When businesses were finally allowed to reopen, however, reduced capacity and other restrictions still left Etienne struggling to stay afloat.
“We were allowed to open with only ten people in a 3,000-square-foot building, including our staff, and we could only serve four people at a time,” Etienne says. The capacity cap was so illogical and inconsistent, he gave the governor’s office an earful: “Costco is right across the parking lot from me and can have as many people as they want inside.”
Last fall, with his business hanging by a thread, Etienne was hopeful about a pandemic-related bill going through the state legislature that included $4 million in relief payments, grants, and loans to beleaguered small businesses.
Not just any businesses, though.
Signed on December 7, 2020, by Governor Jared Polis, the bill assigned $4 million to the Colorado Minority Business Office, with orders to distribute the funds to minority-owned businesses. In other words, the law used race to disqualify white business owners, like Etienne, from any chance of receiving much-needed relief funding.
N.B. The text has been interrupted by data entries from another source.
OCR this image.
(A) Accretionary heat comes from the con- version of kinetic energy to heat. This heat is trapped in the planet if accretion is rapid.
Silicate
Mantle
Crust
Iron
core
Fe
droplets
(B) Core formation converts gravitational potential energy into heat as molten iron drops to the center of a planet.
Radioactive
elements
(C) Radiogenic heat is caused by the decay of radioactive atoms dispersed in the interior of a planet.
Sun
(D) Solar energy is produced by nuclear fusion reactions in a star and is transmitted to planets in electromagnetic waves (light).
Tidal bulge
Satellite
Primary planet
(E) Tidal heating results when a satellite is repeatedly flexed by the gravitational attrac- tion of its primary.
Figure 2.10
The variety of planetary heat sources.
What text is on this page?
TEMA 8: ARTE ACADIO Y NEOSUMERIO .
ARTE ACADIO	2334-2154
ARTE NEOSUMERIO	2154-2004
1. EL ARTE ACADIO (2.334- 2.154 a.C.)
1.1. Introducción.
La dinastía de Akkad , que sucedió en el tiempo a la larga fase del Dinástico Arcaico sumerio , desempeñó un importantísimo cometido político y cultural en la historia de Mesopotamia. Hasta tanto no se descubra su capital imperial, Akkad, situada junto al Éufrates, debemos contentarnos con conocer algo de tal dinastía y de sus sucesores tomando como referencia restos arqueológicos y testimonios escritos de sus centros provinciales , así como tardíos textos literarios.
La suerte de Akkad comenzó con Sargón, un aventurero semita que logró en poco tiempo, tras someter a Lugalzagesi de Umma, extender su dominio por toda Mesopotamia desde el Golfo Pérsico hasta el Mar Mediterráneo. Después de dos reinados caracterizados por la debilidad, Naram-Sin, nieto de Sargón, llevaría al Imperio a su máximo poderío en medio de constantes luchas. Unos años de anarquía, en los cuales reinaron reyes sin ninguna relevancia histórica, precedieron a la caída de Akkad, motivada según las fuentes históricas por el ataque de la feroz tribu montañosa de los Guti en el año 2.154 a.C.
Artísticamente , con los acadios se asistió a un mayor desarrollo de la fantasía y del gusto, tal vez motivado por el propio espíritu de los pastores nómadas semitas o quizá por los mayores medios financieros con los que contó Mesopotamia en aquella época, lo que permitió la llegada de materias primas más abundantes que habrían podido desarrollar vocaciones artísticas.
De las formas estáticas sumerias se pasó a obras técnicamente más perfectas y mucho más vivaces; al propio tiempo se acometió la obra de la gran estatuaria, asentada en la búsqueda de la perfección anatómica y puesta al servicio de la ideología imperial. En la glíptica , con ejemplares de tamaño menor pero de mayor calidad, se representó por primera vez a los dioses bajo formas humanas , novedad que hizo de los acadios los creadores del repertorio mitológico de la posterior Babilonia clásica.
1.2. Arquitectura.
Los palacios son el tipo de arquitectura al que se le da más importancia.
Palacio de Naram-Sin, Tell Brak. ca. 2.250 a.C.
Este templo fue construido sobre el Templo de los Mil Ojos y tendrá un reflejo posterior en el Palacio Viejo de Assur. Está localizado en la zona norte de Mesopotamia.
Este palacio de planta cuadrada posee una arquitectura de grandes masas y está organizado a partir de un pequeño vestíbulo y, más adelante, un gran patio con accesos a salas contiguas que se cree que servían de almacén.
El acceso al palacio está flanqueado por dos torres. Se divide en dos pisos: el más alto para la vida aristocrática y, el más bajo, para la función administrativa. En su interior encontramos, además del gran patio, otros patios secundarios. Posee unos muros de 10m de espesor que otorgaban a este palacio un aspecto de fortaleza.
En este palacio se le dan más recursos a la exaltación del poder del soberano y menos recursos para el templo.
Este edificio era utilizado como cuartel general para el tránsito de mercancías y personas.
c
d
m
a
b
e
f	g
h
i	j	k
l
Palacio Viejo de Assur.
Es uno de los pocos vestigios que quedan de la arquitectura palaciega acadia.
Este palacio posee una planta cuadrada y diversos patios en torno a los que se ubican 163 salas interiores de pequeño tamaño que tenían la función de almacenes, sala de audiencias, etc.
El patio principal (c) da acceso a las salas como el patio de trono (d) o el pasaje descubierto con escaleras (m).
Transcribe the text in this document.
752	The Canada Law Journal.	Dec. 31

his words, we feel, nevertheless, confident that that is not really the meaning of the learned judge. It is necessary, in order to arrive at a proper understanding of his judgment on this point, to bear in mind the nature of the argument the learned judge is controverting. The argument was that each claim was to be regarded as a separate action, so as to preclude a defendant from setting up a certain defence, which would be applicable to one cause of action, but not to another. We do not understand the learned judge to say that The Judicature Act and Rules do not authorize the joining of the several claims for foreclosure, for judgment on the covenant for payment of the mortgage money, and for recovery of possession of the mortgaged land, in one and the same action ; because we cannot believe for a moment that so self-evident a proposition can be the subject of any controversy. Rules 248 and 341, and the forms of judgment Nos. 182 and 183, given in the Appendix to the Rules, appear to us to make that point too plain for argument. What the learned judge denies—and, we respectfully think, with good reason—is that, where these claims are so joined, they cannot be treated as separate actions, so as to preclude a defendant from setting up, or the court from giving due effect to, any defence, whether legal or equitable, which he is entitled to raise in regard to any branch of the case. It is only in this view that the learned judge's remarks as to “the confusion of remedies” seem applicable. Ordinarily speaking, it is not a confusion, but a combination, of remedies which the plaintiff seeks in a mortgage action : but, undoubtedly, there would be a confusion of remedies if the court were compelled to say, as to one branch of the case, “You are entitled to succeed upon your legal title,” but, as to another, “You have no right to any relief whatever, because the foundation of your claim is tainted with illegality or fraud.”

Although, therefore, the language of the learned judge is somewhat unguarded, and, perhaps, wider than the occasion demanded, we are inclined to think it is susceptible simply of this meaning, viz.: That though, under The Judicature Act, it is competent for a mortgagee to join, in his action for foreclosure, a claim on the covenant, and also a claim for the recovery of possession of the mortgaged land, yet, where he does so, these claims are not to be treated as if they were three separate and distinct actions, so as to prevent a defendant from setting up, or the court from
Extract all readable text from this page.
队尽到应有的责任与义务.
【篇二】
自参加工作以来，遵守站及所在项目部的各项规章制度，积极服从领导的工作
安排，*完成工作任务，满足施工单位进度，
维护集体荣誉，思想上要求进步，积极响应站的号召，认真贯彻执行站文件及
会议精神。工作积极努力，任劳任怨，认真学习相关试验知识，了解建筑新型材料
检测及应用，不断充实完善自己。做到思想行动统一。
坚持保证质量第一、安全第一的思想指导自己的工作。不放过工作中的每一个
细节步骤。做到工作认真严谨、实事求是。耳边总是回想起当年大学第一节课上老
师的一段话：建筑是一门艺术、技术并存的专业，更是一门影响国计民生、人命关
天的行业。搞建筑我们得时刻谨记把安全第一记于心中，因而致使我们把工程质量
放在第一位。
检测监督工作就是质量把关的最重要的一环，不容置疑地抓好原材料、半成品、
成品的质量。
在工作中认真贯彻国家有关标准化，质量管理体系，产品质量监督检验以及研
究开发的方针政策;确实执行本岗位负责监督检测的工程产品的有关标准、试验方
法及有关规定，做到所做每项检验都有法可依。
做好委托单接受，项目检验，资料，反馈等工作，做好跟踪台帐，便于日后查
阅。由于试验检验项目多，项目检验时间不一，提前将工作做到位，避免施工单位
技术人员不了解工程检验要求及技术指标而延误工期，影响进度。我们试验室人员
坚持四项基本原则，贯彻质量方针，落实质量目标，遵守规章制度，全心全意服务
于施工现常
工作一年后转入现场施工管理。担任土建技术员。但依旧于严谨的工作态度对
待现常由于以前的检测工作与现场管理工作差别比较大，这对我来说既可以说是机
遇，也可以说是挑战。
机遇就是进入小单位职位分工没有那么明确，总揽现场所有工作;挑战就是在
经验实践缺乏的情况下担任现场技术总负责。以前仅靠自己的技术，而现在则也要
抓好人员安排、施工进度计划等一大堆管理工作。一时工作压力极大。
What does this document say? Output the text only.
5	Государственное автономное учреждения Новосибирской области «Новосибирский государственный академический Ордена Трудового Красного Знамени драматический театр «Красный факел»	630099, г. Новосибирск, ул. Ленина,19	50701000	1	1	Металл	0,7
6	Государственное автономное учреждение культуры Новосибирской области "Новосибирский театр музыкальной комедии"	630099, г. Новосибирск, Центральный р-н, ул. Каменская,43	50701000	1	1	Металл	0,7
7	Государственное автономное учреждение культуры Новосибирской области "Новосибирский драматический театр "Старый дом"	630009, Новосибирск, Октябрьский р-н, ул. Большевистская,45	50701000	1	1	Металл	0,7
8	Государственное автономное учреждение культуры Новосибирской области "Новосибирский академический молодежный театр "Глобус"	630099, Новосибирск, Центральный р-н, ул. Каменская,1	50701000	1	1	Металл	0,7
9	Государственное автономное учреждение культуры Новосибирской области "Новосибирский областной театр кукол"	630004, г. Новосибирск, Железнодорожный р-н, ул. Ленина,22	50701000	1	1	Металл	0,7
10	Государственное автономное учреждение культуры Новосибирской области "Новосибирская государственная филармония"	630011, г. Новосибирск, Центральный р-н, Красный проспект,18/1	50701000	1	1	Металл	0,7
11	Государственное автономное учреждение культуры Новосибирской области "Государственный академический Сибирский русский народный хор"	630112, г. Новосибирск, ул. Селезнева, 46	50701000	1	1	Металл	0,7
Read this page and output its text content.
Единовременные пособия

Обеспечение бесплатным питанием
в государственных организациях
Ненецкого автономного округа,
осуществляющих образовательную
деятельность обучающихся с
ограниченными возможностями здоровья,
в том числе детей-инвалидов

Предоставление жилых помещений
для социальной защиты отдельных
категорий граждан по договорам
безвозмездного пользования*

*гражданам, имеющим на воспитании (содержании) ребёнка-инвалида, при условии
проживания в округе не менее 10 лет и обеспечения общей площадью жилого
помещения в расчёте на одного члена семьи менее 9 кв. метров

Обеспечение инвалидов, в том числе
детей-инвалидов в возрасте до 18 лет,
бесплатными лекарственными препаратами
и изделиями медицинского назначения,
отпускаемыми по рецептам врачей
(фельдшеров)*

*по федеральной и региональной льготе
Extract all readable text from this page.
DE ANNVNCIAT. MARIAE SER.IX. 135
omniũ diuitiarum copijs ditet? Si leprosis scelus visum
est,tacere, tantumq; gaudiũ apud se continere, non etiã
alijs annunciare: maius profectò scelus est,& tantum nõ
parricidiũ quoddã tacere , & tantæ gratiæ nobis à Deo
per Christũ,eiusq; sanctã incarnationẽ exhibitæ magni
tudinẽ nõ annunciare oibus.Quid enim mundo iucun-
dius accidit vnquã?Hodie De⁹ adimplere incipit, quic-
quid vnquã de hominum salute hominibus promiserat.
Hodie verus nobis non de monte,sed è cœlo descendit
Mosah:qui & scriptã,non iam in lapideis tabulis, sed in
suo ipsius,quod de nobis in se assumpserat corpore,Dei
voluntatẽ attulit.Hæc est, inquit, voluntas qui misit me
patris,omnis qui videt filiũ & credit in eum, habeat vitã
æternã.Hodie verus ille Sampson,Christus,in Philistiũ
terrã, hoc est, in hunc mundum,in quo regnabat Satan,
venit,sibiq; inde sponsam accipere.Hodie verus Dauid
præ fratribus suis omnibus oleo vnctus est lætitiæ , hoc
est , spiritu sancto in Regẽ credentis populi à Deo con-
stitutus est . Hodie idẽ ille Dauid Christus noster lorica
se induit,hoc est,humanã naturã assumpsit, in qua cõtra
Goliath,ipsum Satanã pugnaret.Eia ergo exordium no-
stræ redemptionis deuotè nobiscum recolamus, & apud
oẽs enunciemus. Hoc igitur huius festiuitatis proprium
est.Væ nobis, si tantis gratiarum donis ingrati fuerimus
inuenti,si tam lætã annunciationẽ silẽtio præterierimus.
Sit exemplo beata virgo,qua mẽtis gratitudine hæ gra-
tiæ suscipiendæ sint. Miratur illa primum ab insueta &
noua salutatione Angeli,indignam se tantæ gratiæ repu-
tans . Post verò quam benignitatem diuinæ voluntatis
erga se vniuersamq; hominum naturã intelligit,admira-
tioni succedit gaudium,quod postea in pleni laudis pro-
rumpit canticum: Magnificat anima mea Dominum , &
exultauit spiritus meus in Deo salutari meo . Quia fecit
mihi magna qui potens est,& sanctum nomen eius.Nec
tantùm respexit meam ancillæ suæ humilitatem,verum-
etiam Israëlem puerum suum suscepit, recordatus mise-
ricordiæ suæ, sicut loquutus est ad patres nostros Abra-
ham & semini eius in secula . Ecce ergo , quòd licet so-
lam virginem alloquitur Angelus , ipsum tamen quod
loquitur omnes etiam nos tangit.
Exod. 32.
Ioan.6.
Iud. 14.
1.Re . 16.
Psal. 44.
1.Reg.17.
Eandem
“I was shocked,” he says. “I know the Constitution and the Fourteenth Amendment.
Government funds should never be allocated based on a person’s skin color or ethnicity. If I were Black, and the racial requirements were flipped, that would be just as wrong.”
Etienne filed suit the day after the law went on the books. Legislators quickly amended the law, but it still includes preferential treatment for minority-owned businesses.
Represented by PLF free of charge, Etienne is now forging ahead with his case to knock government’s thumb off the scales and restore the right of all business owners to equal protection before the law.
“The Constitution guarantees equal protection for people to be treated as individuals, not as members of a group they didn’t choose,” says PLF attorney Wen Fa. “And just as government should not discriminate against individuals on the basis of race, nor should government discriminate against businesses on the basis of race.”
Etienne is pursuing justice for his family and the employees who depend on his business, while simultaneously standing up for our nation’s fundamental principle of equality.
“You’ve got to take a stand at some point,” he says. “There’s no difference between us. The blood that comes out of us is the same color, and all of our businesses have suffered. Many better men than me have made that argument. I just happen to agree with them, and I want to see that upheld. Let’s make sure public funds—which came from all of us—are available for everyone.”